Feng‧Shui, 29 May 2006, 8pm, Kwai Tsing Theatre Auditorium

This is a double bill with Feng being choreographed by Daniel Yeung and Shui by Mui Cheuk Yin. ‘Feng’ and ‘shui’ literally mean wind and water in Chinese and ‘Feng Shui’ together means the geomancy of how to harmonise the five elements on earth, a concept that is ingrained in the Chinese culture.

Feng
The dance started with a prologue happening downstage whilst the audiences were getting into the auditorium with the house lights on. When the house lights dimmed and the audiences started to focus on how the dancer Chan Yi Jing reacted to other dancers’ tickling by blowing air onto his body, it was expectedly disturbing that the house announcement was broadcasted, not to mention the funny pictures reminding the same things on the LED monitor right above the cyclorama.

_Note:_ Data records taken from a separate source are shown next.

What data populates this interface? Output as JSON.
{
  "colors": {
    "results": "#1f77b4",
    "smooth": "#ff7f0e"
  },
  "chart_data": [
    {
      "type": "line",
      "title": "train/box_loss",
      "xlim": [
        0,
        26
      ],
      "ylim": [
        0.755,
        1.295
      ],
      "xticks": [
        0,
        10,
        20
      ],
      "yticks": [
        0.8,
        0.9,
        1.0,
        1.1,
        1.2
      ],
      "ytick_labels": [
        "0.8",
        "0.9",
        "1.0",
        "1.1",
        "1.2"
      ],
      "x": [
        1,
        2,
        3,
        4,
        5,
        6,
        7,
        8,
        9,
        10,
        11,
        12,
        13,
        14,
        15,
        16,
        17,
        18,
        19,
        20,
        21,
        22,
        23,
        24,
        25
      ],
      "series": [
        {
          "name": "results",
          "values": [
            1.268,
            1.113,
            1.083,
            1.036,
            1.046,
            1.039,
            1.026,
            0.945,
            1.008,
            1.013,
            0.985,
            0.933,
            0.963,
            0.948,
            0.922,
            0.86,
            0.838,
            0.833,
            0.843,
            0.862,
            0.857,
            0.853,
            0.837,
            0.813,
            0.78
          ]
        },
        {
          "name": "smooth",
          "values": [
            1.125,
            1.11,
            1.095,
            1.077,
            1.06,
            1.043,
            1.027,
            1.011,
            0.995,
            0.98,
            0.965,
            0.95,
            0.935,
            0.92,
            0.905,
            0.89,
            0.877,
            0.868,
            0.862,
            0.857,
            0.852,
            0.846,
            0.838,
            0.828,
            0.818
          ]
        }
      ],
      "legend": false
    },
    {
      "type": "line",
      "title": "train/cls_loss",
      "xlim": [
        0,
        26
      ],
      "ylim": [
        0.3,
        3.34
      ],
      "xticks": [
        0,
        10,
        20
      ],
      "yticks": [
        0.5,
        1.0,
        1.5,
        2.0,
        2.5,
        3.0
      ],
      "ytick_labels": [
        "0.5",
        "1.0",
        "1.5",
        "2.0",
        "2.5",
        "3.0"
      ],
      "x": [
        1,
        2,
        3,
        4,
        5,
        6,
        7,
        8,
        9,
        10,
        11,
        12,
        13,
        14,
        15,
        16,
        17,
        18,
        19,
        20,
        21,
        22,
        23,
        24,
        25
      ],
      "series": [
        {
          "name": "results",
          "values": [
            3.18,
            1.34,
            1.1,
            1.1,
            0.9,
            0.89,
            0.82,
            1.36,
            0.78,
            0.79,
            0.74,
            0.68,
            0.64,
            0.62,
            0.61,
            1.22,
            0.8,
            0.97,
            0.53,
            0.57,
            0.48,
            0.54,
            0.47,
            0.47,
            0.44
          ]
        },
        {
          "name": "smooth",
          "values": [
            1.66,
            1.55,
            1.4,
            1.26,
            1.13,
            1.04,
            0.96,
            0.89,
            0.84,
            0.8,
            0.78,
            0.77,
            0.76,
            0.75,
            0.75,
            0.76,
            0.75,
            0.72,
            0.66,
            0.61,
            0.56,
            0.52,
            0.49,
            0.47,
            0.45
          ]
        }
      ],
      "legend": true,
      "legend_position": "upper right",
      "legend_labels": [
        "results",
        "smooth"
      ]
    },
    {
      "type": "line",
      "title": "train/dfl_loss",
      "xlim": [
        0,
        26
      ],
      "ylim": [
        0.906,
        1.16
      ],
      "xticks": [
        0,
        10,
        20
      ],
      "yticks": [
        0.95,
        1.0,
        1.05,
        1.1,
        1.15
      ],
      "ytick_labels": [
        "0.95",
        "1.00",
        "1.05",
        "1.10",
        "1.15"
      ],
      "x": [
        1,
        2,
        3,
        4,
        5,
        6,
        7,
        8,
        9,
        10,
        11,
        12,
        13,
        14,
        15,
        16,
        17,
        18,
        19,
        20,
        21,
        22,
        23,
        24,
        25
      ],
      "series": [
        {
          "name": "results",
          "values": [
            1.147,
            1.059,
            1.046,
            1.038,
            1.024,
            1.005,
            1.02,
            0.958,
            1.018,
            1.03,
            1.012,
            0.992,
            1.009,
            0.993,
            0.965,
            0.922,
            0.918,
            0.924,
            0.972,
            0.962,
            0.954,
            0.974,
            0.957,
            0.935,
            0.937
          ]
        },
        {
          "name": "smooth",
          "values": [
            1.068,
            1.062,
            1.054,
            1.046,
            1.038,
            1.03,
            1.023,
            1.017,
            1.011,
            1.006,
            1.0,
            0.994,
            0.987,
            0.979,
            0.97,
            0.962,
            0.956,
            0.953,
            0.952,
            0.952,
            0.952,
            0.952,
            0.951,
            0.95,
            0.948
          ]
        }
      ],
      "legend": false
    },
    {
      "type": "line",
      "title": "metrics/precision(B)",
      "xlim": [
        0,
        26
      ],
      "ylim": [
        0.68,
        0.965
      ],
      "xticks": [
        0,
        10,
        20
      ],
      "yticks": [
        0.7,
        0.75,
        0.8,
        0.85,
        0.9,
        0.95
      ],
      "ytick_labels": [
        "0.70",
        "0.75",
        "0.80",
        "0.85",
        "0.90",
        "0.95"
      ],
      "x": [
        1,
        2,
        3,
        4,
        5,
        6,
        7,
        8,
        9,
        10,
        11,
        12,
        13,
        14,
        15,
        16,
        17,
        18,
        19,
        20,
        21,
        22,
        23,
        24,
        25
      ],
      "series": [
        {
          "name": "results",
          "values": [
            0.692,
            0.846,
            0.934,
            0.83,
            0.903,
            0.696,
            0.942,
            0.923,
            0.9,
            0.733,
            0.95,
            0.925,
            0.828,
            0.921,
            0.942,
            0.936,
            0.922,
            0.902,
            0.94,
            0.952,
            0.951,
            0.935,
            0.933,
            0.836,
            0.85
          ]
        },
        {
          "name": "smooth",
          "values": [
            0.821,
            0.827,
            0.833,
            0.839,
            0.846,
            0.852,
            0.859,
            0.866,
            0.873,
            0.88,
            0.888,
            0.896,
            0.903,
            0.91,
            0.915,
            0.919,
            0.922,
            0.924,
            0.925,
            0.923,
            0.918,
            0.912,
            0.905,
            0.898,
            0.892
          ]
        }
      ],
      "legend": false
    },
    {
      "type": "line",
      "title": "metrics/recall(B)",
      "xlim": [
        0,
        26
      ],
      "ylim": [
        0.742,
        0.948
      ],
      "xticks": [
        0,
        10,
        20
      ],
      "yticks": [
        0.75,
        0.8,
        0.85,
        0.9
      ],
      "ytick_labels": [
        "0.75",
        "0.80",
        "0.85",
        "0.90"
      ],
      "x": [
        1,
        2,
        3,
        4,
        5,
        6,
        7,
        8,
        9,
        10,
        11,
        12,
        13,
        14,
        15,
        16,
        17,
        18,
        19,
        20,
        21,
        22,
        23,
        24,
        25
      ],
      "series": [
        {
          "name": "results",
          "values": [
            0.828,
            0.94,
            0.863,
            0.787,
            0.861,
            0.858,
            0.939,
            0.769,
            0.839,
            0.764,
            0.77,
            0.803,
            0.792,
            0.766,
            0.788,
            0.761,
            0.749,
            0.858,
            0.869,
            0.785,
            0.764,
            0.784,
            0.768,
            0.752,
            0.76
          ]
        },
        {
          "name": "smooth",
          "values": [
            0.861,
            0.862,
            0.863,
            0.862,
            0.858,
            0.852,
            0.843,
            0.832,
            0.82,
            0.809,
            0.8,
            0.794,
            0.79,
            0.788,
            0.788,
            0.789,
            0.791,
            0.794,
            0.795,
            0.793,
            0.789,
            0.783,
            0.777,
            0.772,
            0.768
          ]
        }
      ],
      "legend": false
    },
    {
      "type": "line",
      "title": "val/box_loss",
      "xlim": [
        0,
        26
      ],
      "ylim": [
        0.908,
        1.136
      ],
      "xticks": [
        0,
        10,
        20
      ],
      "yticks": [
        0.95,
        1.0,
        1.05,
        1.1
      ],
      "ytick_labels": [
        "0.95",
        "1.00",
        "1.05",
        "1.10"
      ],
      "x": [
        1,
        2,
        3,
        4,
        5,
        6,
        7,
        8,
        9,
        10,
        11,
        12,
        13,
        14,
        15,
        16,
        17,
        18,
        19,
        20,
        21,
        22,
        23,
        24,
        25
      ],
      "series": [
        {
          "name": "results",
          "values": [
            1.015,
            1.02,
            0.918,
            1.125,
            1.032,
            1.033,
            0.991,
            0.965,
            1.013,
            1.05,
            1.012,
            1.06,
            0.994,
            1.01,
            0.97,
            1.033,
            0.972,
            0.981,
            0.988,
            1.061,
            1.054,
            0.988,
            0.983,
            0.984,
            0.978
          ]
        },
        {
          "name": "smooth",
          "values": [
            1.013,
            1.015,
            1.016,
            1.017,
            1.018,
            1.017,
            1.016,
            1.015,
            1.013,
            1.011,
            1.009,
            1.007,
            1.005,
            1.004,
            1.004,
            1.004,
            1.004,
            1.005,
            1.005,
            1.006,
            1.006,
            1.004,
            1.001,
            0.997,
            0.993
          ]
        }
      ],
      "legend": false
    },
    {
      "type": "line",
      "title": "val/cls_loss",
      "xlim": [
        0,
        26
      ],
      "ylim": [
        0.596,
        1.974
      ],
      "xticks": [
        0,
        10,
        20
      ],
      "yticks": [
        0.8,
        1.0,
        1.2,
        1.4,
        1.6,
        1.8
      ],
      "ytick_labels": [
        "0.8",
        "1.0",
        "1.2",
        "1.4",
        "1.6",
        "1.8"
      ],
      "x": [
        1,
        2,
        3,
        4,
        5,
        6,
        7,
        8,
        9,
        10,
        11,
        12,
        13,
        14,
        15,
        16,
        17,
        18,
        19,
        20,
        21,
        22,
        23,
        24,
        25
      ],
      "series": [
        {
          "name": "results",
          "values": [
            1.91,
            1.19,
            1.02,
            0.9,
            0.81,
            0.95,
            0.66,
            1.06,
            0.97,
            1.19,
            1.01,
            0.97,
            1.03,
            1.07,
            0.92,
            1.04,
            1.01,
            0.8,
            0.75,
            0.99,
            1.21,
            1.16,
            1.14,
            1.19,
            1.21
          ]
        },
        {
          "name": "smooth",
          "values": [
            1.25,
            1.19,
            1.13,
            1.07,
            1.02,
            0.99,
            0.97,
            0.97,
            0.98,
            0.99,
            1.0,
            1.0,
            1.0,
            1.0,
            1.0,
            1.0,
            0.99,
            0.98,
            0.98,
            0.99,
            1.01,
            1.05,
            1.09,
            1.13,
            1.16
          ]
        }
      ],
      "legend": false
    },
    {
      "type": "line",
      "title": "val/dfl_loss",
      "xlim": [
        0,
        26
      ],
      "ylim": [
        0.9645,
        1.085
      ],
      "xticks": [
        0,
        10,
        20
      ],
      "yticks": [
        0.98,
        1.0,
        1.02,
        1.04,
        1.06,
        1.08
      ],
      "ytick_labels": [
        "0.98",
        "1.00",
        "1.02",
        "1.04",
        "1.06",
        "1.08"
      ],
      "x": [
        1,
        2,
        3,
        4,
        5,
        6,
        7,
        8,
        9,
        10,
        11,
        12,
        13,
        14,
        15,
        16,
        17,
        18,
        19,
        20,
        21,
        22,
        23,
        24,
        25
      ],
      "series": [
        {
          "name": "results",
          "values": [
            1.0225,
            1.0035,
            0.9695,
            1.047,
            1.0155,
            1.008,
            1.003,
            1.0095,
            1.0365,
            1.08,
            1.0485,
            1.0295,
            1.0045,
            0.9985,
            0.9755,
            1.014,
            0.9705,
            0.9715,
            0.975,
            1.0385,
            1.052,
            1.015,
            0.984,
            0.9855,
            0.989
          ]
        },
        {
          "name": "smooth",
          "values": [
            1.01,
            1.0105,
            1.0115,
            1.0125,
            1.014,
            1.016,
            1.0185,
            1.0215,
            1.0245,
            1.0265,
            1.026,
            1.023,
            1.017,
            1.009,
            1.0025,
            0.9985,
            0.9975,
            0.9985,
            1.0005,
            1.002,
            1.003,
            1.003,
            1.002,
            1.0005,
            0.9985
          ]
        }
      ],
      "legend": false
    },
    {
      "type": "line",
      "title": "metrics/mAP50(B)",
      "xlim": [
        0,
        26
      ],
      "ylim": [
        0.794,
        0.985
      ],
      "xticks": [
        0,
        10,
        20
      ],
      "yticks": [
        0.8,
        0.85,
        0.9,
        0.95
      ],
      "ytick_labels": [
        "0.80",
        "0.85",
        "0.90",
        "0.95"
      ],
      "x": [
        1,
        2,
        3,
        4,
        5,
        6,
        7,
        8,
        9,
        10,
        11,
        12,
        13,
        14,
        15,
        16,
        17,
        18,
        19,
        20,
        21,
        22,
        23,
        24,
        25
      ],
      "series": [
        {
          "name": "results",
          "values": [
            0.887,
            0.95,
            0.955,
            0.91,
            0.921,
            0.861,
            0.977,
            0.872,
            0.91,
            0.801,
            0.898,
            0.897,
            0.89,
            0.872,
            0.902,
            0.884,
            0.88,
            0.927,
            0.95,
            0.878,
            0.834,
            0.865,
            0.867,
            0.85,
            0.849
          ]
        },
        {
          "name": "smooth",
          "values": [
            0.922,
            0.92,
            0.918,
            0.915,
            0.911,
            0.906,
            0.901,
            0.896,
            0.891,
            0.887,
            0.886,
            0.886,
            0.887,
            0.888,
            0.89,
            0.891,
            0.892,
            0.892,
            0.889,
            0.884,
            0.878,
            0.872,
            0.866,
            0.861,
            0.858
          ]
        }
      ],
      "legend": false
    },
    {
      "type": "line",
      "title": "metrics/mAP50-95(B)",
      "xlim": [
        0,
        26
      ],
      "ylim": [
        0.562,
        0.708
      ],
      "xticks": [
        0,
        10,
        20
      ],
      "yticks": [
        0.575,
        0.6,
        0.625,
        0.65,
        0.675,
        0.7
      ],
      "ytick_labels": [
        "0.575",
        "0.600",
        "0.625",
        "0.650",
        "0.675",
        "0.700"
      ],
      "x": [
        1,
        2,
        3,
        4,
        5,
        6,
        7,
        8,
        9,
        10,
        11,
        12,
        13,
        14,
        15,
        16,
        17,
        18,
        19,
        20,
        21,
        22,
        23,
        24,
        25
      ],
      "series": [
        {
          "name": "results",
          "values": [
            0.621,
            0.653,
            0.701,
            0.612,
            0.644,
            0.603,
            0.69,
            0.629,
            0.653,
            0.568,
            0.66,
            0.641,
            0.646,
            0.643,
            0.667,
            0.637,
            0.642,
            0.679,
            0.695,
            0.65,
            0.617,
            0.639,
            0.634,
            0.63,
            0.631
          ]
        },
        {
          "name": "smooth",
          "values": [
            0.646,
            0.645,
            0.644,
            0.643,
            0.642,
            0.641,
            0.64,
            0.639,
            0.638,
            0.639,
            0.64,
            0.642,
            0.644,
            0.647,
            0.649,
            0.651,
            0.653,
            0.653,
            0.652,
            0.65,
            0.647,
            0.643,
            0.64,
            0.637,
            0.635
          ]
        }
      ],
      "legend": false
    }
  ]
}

Despite all the disturbances, Chan Yi Jing’s performance accompanied by and going well with the music played by wind instrument in ‘Feng: from “Chi" [sic] to Wind’ was breath-taking. His swift yet powerful movements induced the imagination of the audience of the flowing of qi. The sudden fall of the dancer underneath the stage along with the halt of the music raised audience’s expectation of more stunning dances to come.

Honestly, what’s next was no more impressive than what had already been shown – the choreography, as well as the lighting. At the beginning, the lighting was minimal and sharp as the movements. It simply made the dances more vivid. However, the repetitive contrasts of colours went cheesy as the consecutive repetition of line of movements.

The visuals were generally terrific in fact. The galloping of the clouds projected on the layered white cloths was heavenly, especially so when the dancers free-walked in the clouds. The projection of the ink dancing in the water was also poetic, although I find little association with the theme wind or qi (though it ironically matches with the theme of this very part of the dance – ‘Gone with the wind’.) I was expecting that it might be providing some links to Mui’s piece about water, but either it was too much of my expectation, or the link was missed due to the cancellation of the performance at the foyer during the intermission. Xing Liang’s flying to end the piece was certainly sacred and angelic but it was also pitiful that the usual lustre of such an outstanding dancer was not shown.

Shui
One can hardly not associate the opening scene with Lin Hwai-min’s Moon Water or the choreographer’s own signature piece, Awaking in a Dream. Either it’s because Mr. Lin used the mirror with water too well, or the analogy of water with the reflection of mirror too cliché that I could not shake away the preconception of Moon Water for quite some while until the turn of the mirror showing the water pipes let me realise that Mui has also successfully stepped out her previous shadow.

Despite the change of tone and style, Mui continued to resort to extensive use of props. This time metal balls in ‘Tears’ are her objects. It rings a bell that the metal balls are like raindrops or mercury transforming from the icy mirror, solid state of water. However, the metal balls are not easy at all for the dancers to toy with – it is yet more difficult for the audience in a 900-seat auditorium to apprehend the microscopic manoeuvre.

Likewise in ‘Swirl’, no matter how hard the dancer (Wu Yi-san) was making swirls with the water in the basin made of clear glass, and even though the swirls were projected, it was like storm in a teacup – the stage effect was far too minute. The idea of real time projection of what’s happening in water was not new. The South ASLI Group (南群舞子) had the same trick quite some years ago. There was nothing wrong with the borrowed wits, but it just built up audience’s expectation of how this wit would be related to the theme.

Later a female dancer (Wu Ying-san), in disguise of a goldfish danced in the basin whilst singing. It was indecipherable what this meant and how it was linked to the theme other than the association of water in an aquarium, especially when the song-singing became hysterical in the end for some reasons the audience might not know of.

One cannot go without mentioning the technical defects. The sudden lights up and the projection showing ‘SUPER DVD’ bothered the audience to a serious extent. It waws even doubtful as to whether the moist on two-sixths of the mirror was intentional or defective.

Dance is a special art form. Beautifully choreographed movements can please the eyes of the audience. Modern dance is appealing because it adds meanings to those movements. However, when both choreography and meaning are not communicated to the audience, the artists may easily fall into their own self-indulgence.